The middle step can be any arithmetic
The byte counter taught the three-phase byte read-modify-write: lbz to pull a byte into a register (zero-extended), an arithmetic step at 32-bit width, then stb to truncate the result back to memory. That middle step isn't limited to addi — it can be any arithmetic, including a constant multiply.

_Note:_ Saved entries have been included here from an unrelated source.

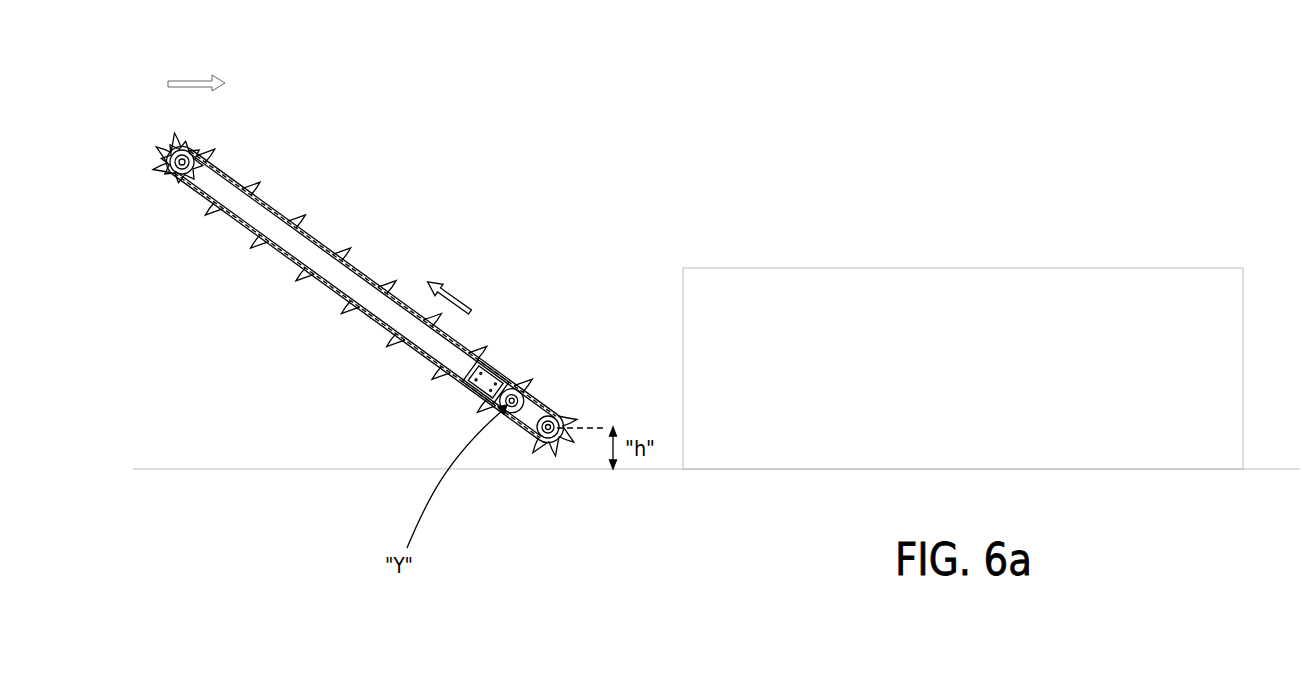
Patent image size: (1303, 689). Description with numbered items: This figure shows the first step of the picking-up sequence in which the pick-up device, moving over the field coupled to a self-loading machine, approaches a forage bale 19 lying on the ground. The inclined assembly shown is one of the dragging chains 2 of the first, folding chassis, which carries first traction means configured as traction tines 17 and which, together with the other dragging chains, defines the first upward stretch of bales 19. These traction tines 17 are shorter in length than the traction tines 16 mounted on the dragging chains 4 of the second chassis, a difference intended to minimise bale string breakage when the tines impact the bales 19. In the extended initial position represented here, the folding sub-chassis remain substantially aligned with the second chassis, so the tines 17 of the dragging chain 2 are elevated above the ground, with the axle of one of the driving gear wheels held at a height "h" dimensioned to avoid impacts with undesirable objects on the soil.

The dragging chain 2 is at (380, 309).
The dragging chain 4 is at (287, 253).
The traction tine 16 is at (290, 216).
The traction tine 17 is at (565, 415).
The bale 19 is at (1183, 292).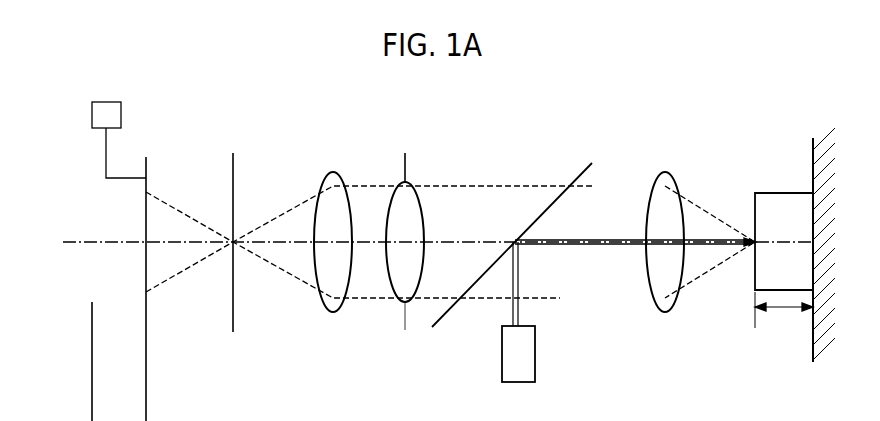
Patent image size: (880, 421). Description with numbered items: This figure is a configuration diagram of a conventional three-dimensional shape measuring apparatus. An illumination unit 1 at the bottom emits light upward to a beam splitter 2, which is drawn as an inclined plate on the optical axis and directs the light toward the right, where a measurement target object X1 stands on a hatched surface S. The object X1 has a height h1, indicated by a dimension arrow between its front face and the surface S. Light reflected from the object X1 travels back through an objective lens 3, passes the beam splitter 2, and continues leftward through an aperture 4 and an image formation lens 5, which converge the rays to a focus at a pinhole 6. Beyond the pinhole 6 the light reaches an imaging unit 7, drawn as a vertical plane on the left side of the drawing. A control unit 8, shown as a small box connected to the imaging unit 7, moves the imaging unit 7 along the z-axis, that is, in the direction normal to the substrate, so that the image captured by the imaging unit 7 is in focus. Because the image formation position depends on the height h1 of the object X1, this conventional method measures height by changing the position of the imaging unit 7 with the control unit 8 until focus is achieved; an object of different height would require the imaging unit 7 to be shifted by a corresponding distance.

The illumination unit 1 is at (535, 354).
The beam splitter 2 is at (575, 177).
The objective lens 3 is at (672, 180).
The aperture 4 is at (419, 196).
The image formation lens 5 is at (328, 182).
The pinhole 6 is at (233, 165).
The imaging unit 7 is at (146, 168).
The control unit 8 is at (105, 102).
The measurement object X1 is at (767, 192).
The surface S is at (831, 245).
The height h1 is at (784, 315).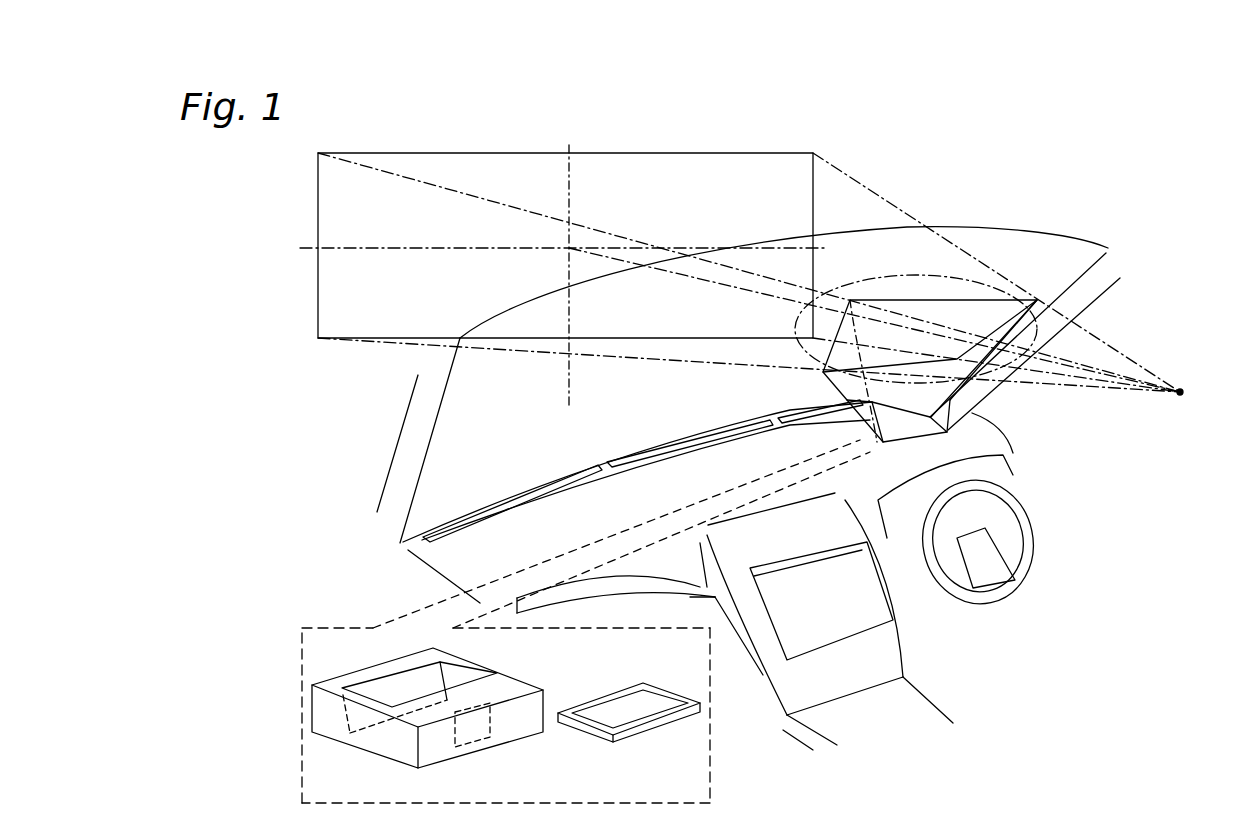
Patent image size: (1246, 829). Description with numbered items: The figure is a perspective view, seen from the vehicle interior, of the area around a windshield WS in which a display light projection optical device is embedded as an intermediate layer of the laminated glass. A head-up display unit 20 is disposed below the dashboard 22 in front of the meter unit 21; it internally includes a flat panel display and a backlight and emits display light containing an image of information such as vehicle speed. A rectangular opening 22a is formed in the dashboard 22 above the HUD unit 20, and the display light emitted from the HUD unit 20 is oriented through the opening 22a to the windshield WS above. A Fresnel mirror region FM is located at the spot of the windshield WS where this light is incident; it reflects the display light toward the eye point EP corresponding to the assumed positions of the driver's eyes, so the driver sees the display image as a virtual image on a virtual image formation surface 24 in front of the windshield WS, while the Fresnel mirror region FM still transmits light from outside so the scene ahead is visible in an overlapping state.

The head-up display (HUD) unit 20 is at (523, 675).
The meter unit 21 is at (903, 515).
The dashboard 22 is at (693, 470).
The opening 22a is at (945, 443).
The virtual image formation surface 24 is at (625, 153).
The windshield WS is at (947, 224).
The Fresnel mirror region FM is at (959, 272).
The eye point EP is at (1195, 380).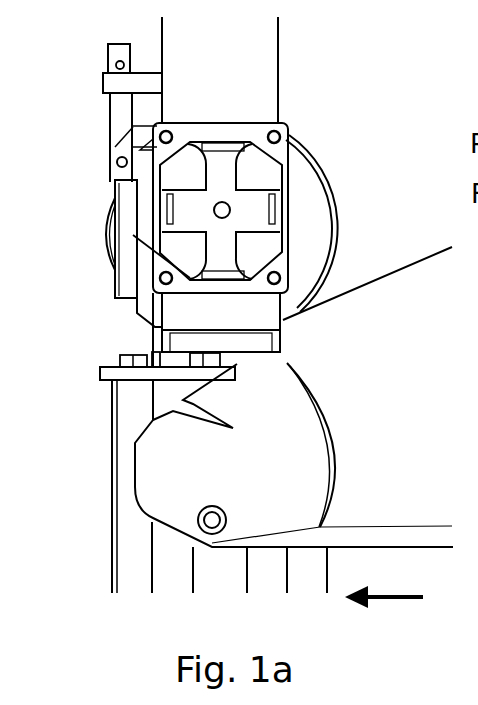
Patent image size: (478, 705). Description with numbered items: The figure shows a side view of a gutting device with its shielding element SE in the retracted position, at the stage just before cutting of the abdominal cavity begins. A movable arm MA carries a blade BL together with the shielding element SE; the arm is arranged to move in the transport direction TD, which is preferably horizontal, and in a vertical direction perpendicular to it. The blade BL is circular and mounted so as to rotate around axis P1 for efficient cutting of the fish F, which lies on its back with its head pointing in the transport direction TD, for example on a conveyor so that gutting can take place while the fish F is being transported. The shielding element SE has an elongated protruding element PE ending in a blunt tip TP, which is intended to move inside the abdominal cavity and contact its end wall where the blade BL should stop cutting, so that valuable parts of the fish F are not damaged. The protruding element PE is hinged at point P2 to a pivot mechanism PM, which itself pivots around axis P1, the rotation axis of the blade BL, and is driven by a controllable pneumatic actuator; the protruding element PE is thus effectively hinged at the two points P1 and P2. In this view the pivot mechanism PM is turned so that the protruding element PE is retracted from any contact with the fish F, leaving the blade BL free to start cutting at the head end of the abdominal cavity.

Consider add5(p), which adds 5 to the byte at p[1]:
lbz r4, 1(r3) # load p[1], zero-extended
addi r0, r4, 5 # add at 32-bit width
stb r0, 1(r3) # truncate the result back to one byte
blr
Now swap the addi for a multiply. A constant multiply by a non-power-of-two uses mulli (multiply immediate); the whole 32-bit product is computed, then stb keeps only its low byte:
lbz r0, 0(r3) # load p[0]
mulli r0, r0, 6 # p[0] * 6 at 32-bit width
stb r0, 0(r3) # store low byte (truncates for free)
blr
The truncation is the key idea: arithmetic always happens in a full register, but writing through a byte pointer discards everything above the low 8 bits — so 200 * 6 = 1200 (0x4B0) stores as 0xB0 = 176. Don't add a & 0xFF; the stb already does it, and the mask would emit a clrlwi the target lacks.
The target multiplies by a different constant. Read the mulli immediate.
Your task
Write rmw_scale, taking a u8*, to match the target assembly. Expect lbz / mulli / stb with no mask and no extsb.